Senior Director, Manufacturing Operations

Position Summary & Role

The Senior Director, Manufacturing Operations is responsible for manufacturing of cell therapy and viral vector products at the Resilience Philadelphia facility and providing cross-functional leadership of the manufacturing value stream at the site. Reporting to the Head of Cell Therapy Technical Operations, the incumbent will build and develop a team of manufacturing and manufacturing technology professionals, manage GMP cell therapy and viral vector operations, and oversee technology transfer from internal development teams and external partners to manufacturing.

The ideal candidate will have deep expertise in biologics manufacturing and experience leading teams of manufacturing professionals in a clinical and / or commercial manufacturing environment.

This is a unique opportunity to join a leading-edge manufacturing technology company and be a key member of the site leadership team.

Job Responsibilities

• Lead the manufacturing organization, including cell therapy and viral vector manufacturing operations and manufacturing technology at the Resilience Philadelphia facility.

• Lead a safety first culture, ensuring operations are conducted in accordance with all applicable Environmental, Health and Safety (EHS) regulations, policies, and procedures.

• Partner with the Quality organization to ensure operations are executed in compliance with Current Good Manufacturing Practice and in accordance with company and site policies and procedures.

• Develop and execute manufacturing plans aligned with the demand forecast ensuring effective capacity and resource management and consistent performance to plan.

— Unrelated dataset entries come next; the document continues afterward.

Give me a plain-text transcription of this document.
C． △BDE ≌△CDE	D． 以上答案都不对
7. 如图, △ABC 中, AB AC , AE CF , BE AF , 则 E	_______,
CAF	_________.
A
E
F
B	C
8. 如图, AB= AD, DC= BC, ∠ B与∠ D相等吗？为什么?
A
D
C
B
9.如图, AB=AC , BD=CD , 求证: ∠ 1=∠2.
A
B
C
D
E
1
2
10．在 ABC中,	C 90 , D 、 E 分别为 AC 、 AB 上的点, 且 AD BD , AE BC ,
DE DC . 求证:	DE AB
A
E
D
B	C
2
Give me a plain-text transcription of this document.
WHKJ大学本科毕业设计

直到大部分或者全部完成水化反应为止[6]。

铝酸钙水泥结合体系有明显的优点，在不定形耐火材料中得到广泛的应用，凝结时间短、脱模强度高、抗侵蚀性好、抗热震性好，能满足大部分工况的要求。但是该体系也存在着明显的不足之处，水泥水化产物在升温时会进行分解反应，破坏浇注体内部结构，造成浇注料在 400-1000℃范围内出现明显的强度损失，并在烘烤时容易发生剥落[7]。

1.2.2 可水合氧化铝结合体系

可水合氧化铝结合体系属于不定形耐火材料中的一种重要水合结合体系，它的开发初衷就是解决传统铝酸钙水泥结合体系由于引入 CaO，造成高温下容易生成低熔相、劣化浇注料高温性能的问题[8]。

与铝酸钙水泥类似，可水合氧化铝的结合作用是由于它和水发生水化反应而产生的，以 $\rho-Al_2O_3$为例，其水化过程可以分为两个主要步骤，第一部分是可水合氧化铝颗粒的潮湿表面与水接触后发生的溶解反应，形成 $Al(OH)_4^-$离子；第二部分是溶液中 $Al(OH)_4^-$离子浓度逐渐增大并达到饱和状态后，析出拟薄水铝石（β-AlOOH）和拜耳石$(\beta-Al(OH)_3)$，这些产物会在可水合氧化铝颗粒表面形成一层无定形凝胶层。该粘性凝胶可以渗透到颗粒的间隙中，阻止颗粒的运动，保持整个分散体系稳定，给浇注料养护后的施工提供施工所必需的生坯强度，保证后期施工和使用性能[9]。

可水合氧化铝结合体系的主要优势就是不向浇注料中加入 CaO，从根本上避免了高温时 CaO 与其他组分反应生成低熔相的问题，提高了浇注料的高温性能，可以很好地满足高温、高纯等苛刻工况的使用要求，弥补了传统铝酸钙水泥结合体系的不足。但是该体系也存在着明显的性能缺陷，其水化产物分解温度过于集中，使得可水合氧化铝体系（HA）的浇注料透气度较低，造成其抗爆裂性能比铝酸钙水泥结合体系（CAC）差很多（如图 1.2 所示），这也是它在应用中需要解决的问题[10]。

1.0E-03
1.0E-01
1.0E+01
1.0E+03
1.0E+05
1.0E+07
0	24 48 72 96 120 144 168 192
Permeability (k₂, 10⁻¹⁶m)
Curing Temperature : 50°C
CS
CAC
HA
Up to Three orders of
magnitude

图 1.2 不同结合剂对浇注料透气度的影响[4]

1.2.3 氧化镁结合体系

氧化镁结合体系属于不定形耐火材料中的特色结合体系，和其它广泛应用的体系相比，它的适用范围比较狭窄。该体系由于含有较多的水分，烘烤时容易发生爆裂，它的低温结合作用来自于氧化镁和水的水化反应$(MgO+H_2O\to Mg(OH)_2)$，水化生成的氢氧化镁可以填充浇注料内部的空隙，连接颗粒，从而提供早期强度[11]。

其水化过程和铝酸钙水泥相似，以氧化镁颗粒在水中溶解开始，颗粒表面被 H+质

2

• Embed operational excellence principles within operations to drive effective planning, execution, reporting, analysis, problem solving, and communication within the team and across the site and network.

• Own and oversee execution of the site’s GMP new product introduction process.

• Develop and execute a robust operations training program to ensure team members have a clear understanding of manufacturing & compliance procedures and the science behind the procedures.

• Manage operational budgets and capital plans in support of company and departmental objectives

• Work with Supply Chain and Engineering to develop capacity and facility master plans.

• Serve as the site business owner for the manufacturing execution system (MES), partnering with the Digital organization to lead implementation and adoption of digital manufacturing operations.

• Assist in the preparation of regulatory filings and serve as a key subject matter expert during regulatory interactions.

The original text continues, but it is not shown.